“Merely players” enjoy deliberating Shakespeare's works
By Lori Berkey, Contributing Writer
Shrewsbury – More than 20 years ago, one of Corinne Wood's Shrewsbury friends coaxed her into attending a session of the Shakespeare Club of Grafton. After that, Wood didn's need any encouragement to go. She's been making the short trek from Shrewsbury to Grafton for the meetings ever since. The club is composed of area people who take pleasure in reading and exploring the Bard's works. Members convene twice monthly from mid-September to mid-May at the Brigham Hill Community Barn to read plays.
Wood studied Shakespeare in high school and in college, but never settled on a favorite play. Even after more than two decades in the club, she can's single out one that intrigues her more than the rest. She likes them all. Last April, she and her husband, Henry, were crowned king and queen during the club's celebration of Shakespeare's birthday.
Although the plays pique her curiosity, she said it is the people who attend the club and the welcoming atmosphere that have drawn her to the meetings for so many years. Plus, she finds the information presented to be interesting. She likes the hearing different views about what certain passages mean.
Shrewsbury resident Priya Rathnam is the club's vice president. When she saw a flyer and learned a Shakespeare Club was so close to Shrewsbury, she was excited. At first, she was timid about contacting the club to join. She thought she would need more qualifications than just a passion for Shakespeare, but was thrilled to be welcomed.

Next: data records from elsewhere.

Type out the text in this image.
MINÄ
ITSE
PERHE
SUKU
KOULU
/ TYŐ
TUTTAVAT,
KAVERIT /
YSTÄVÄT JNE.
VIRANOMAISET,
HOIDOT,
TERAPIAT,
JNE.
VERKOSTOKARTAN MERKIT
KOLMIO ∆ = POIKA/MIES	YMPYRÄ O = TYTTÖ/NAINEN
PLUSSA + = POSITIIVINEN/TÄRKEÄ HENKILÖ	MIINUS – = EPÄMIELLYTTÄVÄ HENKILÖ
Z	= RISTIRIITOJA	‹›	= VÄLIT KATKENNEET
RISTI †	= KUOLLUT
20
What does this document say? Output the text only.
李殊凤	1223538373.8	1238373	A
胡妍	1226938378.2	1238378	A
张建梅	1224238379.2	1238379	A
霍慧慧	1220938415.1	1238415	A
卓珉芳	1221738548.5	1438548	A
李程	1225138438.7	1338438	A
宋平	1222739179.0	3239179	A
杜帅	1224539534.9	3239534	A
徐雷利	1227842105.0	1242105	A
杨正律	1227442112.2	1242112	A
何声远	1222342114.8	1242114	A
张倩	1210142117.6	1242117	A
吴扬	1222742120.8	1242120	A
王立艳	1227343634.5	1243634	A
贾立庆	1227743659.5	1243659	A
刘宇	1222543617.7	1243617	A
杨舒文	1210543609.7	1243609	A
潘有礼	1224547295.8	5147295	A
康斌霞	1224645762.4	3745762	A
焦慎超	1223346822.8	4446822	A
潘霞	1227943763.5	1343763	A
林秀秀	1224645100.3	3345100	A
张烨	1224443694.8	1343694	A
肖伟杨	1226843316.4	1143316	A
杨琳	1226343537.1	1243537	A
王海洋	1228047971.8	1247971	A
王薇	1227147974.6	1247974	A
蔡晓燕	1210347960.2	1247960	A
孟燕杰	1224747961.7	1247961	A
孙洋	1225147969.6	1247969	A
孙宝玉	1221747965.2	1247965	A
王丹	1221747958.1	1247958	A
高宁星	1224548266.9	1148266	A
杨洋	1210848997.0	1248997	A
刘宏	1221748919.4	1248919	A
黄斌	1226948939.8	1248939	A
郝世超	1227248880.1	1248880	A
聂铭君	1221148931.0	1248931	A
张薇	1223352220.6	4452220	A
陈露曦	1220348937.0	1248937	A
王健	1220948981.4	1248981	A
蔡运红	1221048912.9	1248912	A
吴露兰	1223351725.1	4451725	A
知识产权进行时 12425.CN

When Rathnam ventured to her first meeting in 2010, she was nervous because she expected everyone would be a Shakespeare scholar. She found the same receptive warmth that Wood found years back.? Rathnam and Wood both like the diversity of the membership.
“I was surprised to see the great range of ages of the participants and that the youngest member was a 16-year-old student,” Rathnam said.
Annually, the plays for the year are picked and some members volunteer to produce a play. Wood has never chosen to produce a play, as she prefers to sit back and listen to the oddities and interesting facets that are brought forth.
The casting director assigns reading roles to everyone to read aloud, while the producer facilitates a dialogue about the themes, plot and action. Readings are interspersed with watching scenes from a play or the whole play itself to foster greater appreciation of the play.
In December 2012, the group read, “Twelfth Night,” and then celebrated “Twelfth Night” Jan. 6, with a potluck dinner. Traditionally, the club has a “booth” at the “Grafton Celebrates the Holidays” event where children and adults get to take pictures with life-size cutouts of Shakespeare and Queen Elizabeth I.
“I still get a chuckle when I see a picture of me peeking from behind the formidable cut-out,” Rathnam said.
Rathnam credited Cathy Thornton, the club's president, for her dynamic planning of the year's events. The club party in April to celebrate Shakespeare's birthday is an affair where guest speakers and singers have added to the entertainment.
Rathnam enjoys what she sees as universal messages in Shakespeare's plays that are as relevant in the 21st century as they were in his times.
Creating a spin-off from a line in one of Shakespeare's sonnets, Rathnam added, “”So long as men can breathe or eyes can see” so long lives Shakepeare's works, and we at the Shakepeare Club of Grafton are playing a tiny part to ensure that this is true.”